18 November 2024
From the Government Gazette and Media Statements (18 November 2024)
ARTIFICIAL INTELLIGENCE
- A national policy framework for artificial intelligence (AI) is apparently still open for public comment. This is noting that:
- it appears to have been published as far back as 14 August 2024 but was neither gazetted nor posted on the Department of Communications and Digital Technologies website
- a notice posted on 25 October 2024 in the margin of the website’s home page under ‘current affairs’ features a dysfunctional link, nevertheless calling for input by 29 November 2024.
- The August 2024 version of the proposed policy framework is built around several ‘strategic AI pillars’:
- talent/capacity development
- digital infrastructure
- research, development and innovation
- public sector implementation
- ethical guidelines
- privacy and data protection
- safety and security
- transparency and explainability, and
- fairness (mitigating bias).
GENDER-BASED VIOLENCE
- A presidential proclamation was gazetted announcing the commencement of the National Council on Gender-Based Violence and Femicide Act, which prescribes the institutional arrangements necessary for the council’s effective functioning.

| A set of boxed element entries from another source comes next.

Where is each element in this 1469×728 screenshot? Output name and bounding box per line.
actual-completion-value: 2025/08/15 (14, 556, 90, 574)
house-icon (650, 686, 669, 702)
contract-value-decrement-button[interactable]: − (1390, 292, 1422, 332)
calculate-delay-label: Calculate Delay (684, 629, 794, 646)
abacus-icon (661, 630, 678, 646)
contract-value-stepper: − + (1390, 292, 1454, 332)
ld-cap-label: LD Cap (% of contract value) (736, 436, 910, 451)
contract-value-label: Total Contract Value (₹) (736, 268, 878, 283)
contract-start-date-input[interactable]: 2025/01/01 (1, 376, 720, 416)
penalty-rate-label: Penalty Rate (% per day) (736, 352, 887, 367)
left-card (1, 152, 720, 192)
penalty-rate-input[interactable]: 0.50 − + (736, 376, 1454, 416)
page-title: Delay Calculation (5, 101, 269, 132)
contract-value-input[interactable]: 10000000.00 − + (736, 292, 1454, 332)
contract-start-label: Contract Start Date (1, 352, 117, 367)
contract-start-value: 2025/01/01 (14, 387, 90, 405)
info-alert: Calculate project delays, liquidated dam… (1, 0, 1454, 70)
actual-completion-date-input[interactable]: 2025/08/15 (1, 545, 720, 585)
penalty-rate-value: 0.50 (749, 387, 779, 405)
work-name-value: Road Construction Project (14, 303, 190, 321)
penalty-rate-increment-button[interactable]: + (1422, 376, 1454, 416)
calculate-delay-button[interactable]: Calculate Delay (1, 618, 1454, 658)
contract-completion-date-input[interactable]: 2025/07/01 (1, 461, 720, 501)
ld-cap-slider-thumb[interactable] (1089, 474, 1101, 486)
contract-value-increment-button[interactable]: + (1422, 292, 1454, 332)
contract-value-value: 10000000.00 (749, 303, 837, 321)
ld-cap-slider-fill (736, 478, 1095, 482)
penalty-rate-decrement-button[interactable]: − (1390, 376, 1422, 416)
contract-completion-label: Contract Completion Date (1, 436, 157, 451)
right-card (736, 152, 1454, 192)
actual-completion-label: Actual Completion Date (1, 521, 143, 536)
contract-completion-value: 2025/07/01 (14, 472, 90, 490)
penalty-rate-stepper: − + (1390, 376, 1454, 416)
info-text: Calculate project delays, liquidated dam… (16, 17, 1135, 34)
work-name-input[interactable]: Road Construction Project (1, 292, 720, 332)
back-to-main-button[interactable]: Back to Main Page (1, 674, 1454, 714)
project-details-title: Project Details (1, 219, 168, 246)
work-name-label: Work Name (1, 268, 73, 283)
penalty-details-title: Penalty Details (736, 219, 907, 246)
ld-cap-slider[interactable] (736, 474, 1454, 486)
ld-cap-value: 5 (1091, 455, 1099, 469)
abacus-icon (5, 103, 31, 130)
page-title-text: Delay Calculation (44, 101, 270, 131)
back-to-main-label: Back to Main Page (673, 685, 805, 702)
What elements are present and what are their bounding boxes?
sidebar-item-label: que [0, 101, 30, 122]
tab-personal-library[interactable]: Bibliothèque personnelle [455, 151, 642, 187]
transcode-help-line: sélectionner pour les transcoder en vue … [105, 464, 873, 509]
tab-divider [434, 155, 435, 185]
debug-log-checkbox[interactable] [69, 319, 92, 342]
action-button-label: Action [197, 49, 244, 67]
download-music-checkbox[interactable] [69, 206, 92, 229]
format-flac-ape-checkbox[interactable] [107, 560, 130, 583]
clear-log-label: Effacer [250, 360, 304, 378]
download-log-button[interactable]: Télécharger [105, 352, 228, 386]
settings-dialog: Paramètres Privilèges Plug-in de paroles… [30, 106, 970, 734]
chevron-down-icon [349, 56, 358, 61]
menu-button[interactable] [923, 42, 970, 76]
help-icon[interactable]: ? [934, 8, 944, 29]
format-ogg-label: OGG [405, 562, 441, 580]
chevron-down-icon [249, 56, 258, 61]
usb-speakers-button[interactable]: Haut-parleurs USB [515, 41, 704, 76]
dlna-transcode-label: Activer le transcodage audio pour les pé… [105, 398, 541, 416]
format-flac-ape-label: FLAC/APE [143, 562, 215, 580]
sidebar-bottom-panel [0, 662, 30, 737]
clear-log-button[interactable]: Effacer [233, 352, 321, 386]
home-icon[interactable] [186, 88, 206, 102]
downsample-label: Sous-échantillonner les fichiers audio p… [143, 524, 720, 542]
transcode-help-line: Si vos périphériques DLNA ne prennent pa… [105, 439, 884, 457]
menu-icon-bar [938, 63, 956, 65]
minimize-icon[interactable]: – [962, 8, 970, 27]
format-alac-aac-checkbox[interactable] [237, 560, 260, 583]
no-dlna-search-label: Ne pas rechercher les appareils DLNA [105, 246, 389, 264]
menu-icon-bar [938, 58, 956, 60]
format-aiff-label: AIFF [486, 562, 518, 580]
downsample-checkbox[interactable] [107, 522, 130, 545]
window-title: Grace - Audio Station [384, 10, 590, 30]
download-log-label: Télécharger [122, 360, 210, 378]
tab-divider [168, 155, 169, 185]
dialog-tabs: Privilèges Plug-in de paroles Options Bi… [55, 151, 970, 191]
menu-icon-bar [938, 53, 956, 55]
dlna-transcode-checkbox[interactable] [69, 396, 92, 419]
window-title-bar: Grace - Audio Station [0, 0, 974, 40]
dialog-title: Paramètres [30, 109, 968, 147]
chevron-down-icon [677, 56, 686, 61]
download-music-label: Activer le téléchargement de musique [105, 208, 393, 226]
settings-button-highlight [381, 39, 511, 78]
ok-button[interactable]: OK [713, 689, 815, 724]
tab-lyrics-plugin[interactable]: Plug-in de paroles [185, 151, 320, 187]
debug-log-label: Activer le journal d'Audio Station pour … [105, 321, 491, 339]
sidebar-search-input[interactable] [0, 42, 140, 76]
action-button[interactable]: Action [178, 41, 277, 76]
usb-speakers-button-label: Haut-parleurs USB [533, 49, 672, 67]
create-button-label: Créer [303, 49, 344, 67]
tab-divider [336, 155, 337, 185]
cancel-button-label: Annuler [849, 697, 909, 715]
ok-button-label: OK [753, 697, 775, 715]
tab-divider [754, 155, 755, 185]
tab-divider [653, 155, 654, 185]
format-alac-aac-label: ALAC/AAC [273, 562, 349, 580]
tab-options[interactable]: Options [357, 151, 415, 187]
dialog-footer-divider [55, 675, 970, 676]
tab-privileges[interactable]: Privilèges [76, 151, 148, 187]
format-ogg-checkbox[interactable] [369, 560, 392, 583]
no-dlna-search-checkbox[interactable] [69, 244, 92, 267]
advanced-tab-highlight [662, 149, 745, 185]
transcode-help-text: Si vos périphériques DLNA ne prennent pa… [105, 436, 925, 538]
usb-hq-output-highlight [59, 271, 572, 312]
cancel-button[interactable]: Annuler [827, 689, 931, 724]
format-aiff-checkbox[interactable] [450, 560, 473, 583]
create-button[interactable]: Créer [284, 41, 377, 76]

- The council was established in keeping with the requirements of a national strategic plan developed by an interim steering committee established in April 2019 – in keeping with resolutions taken at a presidential summit the previous year.
CAPTIVE LION INDUSTRY
- The Department of Forestry, Fisheries and the Environment gazetted a notice and issued a media statement inviting industry participants to register for government’s voluntary exit programme on the understanding that:
- they may choose later not to participate
- that those who remain in the programme will be required to:
- sterilise all captive lions in their facility/ies
- ensure that the necessary standards are in place for the maintenance and well-being of all sterilised lions and those waiting to be sterilised
- apply for permits under the prevailing threatened or protected species legislation, and
- refrain from accepting or acquiring any additional captive lions, and that
- under an associated the programme lion bone stockpiles and derivatives will be acquired and legally disposed of.
- The department also gazetted a notice and issued a media statement calling for public comments on draft regulations intended to prohibit certain industry-related activities. Underpinned by government’s policy position on conserving and making sustainable use of four iconic species including lions, activities to be prohibited would include establishing and registering new ‘facilities’ for:
- captive lion breeding
- the commercial exhibition and/or rehabilitation of captive lions, and
- ‘any other controlled environments’ making use of live lions.